American authors do seem to have given birth to more “drunken and damaged” protagonists than their counterparts across the Atlantic. An arguable exception to that pattern was Leighton Gage. Before passing away in July 2013 at age 71, Gage—a former advertising agency creative director—produced half a dozen crime novels (beginning with 2008’s Blood of the Wicked) headlined by Mario Silva, a middle-aged chief inspector with Brazil’s Federal Police. While it’s true that Silva’s father perished at the hands of road bandits (who also raped his mother), and that his wife seeks to drown her own pains in various liquor bottles, the unheroic inspector refrains from wearing chips on his shoulder like billboards. He’s a smart but not brilliant detective prone only to forward motion, surrounded by underlings charged with supplying many of this series’ lighter moments. I was quite captivated by Dying Gasp (2010), the third of Gage’s Silva novels, but suggest in addition A Vine in the Blood (2011) and 2013’s Perfect Hatred (again, despite its terrorism angle).

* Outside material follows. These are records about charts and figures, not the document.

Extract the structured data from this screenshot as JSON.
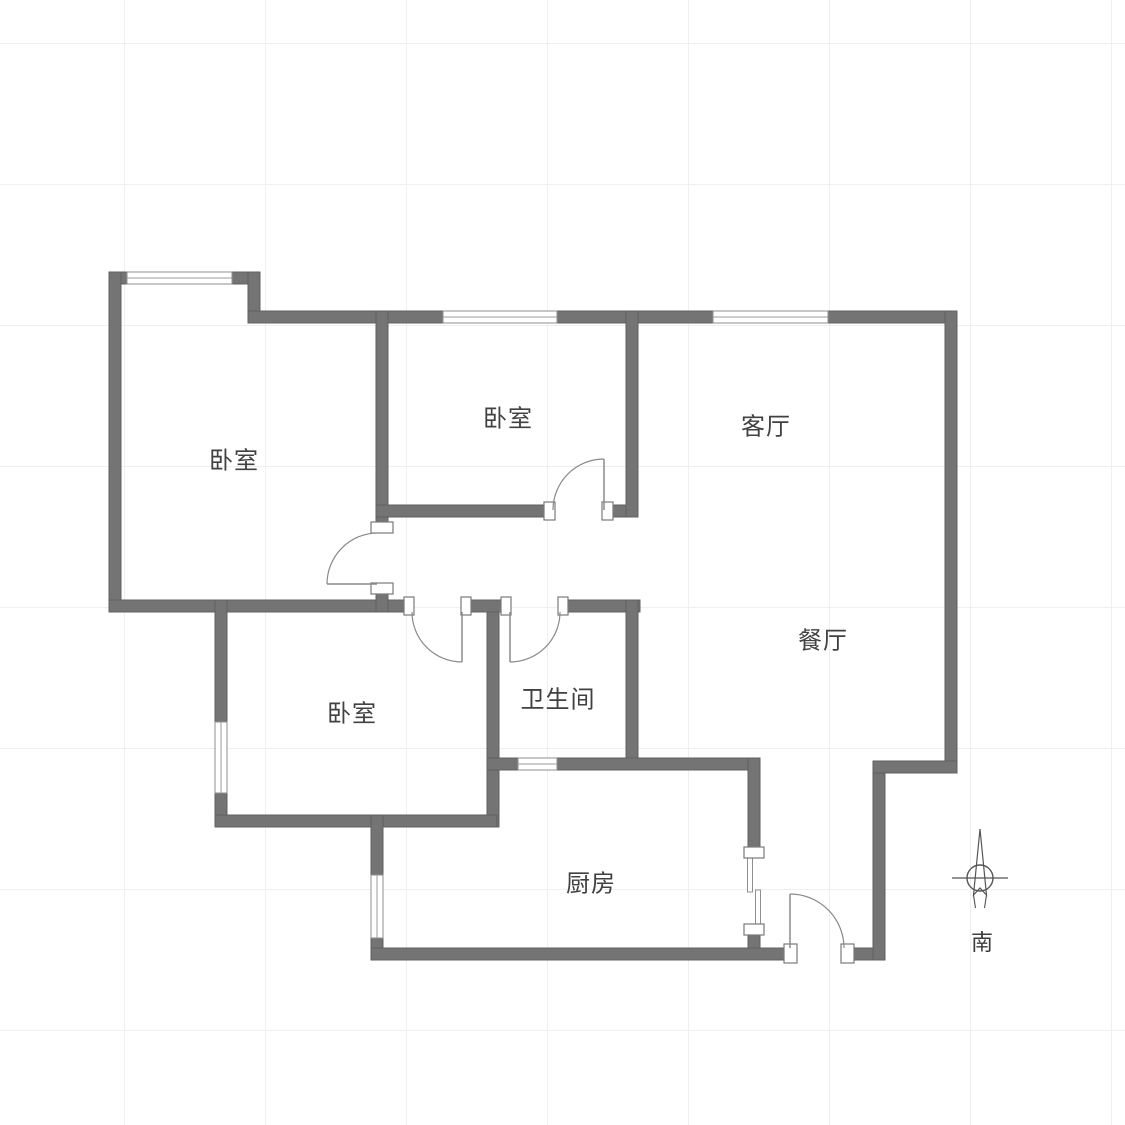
{
  "rooms": [
    {
      "id": "bedroom-top-left",
      "label": "卧室"
    },
    {
      "id": "bedroom-middle",
      "label": "卧室"
    },
    {
      "id": "living-room",
      "label": "客厅"
    },
    {
      "id": "dining-room",
      "label": "餐厅"
    },
    {
      "id": "bedroom-bottom-left",
      "label": "卧室"
    },
    {
      "id": "bathroom",
      "label": "卫生间"
    },
    {
      "id": "kitchen",
      "label": "厨房"
    }
  ],
  "compass": {
    "south_label": "南"
  },
  "openings": {
    "hinged_doors": 5,
    "sliding_doors": 1,
    "windows": 6
  },
  "colors": {
    "wall": "#747474",
    "window_border": "#8f8f8f",
    "door_swing": "#8a8a8a",
    "label_text": "#414141",
    "grid_line": "#efefef",
    "background": "#ffffff"
  }
}
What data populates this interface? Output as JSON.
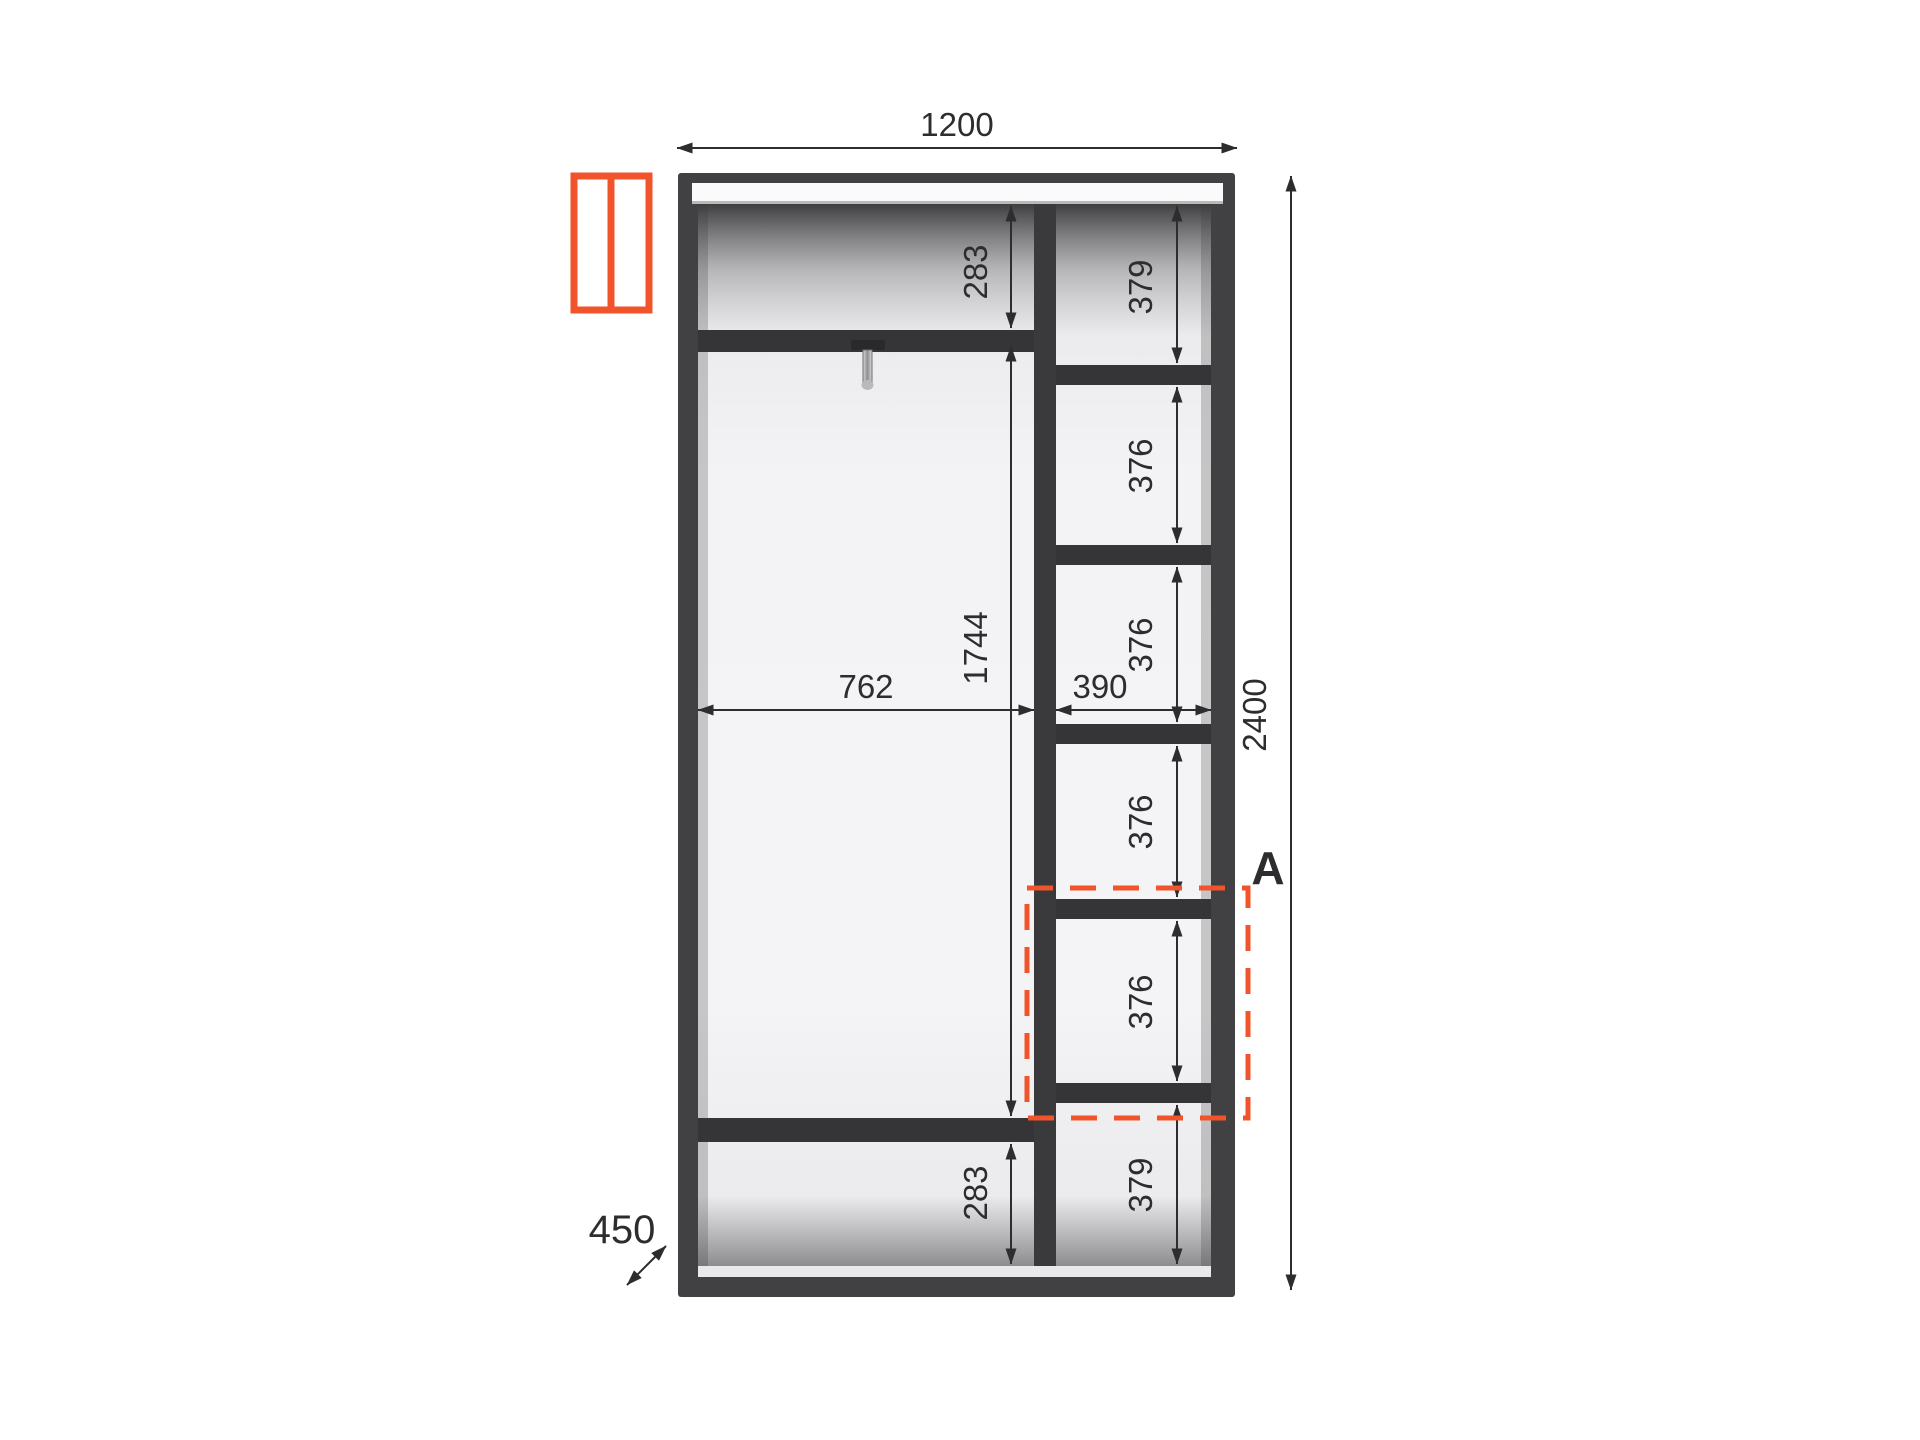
{
  "colors": {
    "accent": "#F1542A",
    "frame": "#414144",
    "shelf": "#353537",
    "dimension": "#2D2D2F",
    "interior": "#F2F2F4"
  },
  "icons": {
    "legend": "two-door-wardrobe-icon"
  },
  "wardrobe": {
    "overall_width_mm": "1200",
    "overall_height_mm": "2400",
    "depth_mm": "450",
    "left_section": {
      "clear_width_mm": "762",
      "top_shelf_offset_mm": "283",
      "hanging_space_mm": "1744",
      "bottom_space_mm": "283"
    },
    "right_section": {
      "clear_width_mm": "390",
      "compartment_heights_mm": [
        "379",
        "376",
        "376",
        "376",
        "376",
        "379"
      ]
    },
    "detail_callout_label": "A"
  }
}
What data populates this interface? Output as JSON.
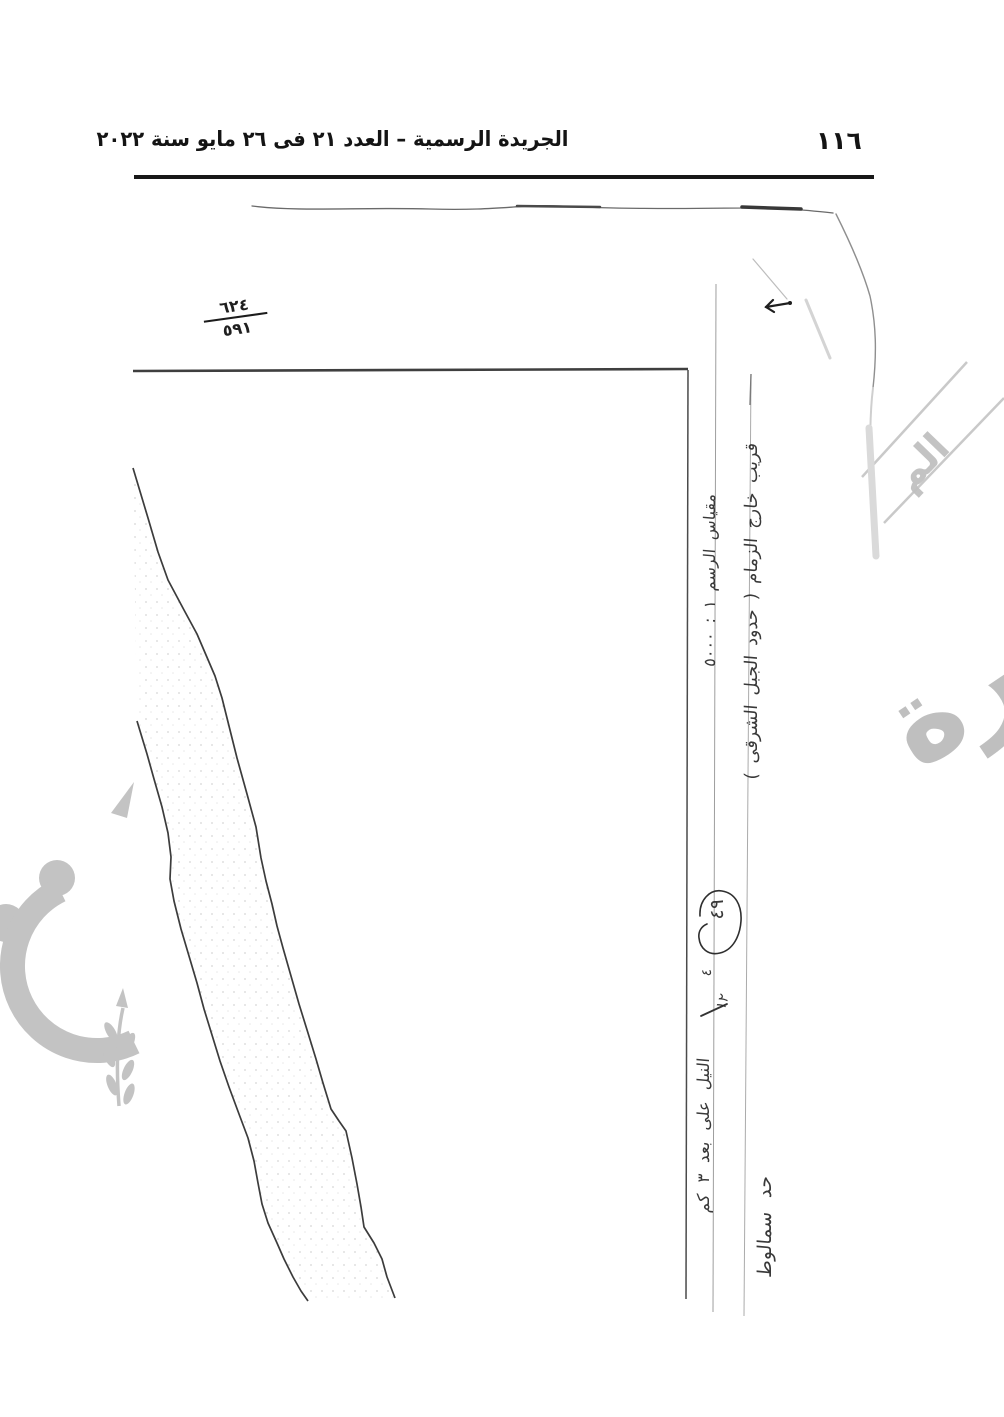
{
  "header": {
    "page_number": "١١٦",
    "title": "الجريدة الرسمية – العدد ٢١ فى ٢٦ مايو سنة ٢٠٢٢"
  },
  "sketch": {
    "plot_fraction": {
      "numerator": "٦٢٤",
      "denominator": "٥٩١"
    },
    "annotations": {
      "outside_zimam": "قريب خارج الزمام ( حدود الجبل الشرقى )",
      "scale": "مقياس الرسم ١ : ٥٠٠٠",
      "circled_number": "٤٩",
      "scribble_a": "٤",
      "scribble_b": "١٢",
      "samalut_boundary": "حد سمالوط",
      "nile_note": "النيل على بعد ٣ كم"
    }
  },
  "watermark": {
    "copy_word": "صورة",
    "stamp_fragment": "الم",
    "color": "#b9b9b9"
  },
  "colors": {
    "ink": "#1a1a1a",
    "faint_line": "#999999",
    "paper": "#ffffff"
  }
}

Speaking of Brazilian crime fiction, let’s not forget Luiz Alfredo Garcia-Roza’s police procedurals starring Inspector Espinosa. A bookish and independent cop in Rio de Janeiro, Espinosa can be described too as a ladies’ man. Were it not for his duties keeping the peace, he’d probably disappear into a used-books store or else into the supple arms of some woman he’d spontaneously fallen in love with on the streets of Copacabana. Fortunately, this eccentric and most humane player happens to be a fine detective, as he proved in The Silence of the Rain (2002) and went on to demonstrate in such later escapades as December Heat (2003) and A Window in Copacabana (2005). These are laid-back and semi-poetic yarns about a man who loves his life. So much.
Finally, Mary, while many of the freelance shamuses born amid the pages of American crime fiction over the last 80 years have certainly claimed an inordinate capacity for spirits and been depressed, permanently melancholic or even psychologically unbalanced, I can think of at least one who does not fit that cliché: Spenser. Introduced by Robert B. Parker in The Godwulf Manuscript (1973), this wise-cracking, poetry-loving gourmet of a gumshoe has been bringing bad (and worse) guys to justice in Boston ever since. Parker published a whopping 39 Spenser novels before he died in 2010, and aside from a period in the mid-1980s when he was under threat of losing the love of his life, clinical psychologist Susan Silverman, the PI has carried out his assignments without falling into misery or despondency. Yes, Spenser likes his libations, but only in reasonable quantities, and preferably at tony joints such as Beantown’s Ritz-Carlton hotel (now the Taj Boston). Since Parker passed away, Mississippi fictionist Ace Atkins has been responsible for expanding the Spenser legend, and he’s done a pretty slick job of it, producing four new entries in the series, the best of them being Robert B. Parker’s Lullaby (2012) and Robert B. Parker’s Cheap Shot (2014).
So, Mary, does all of that answer your question?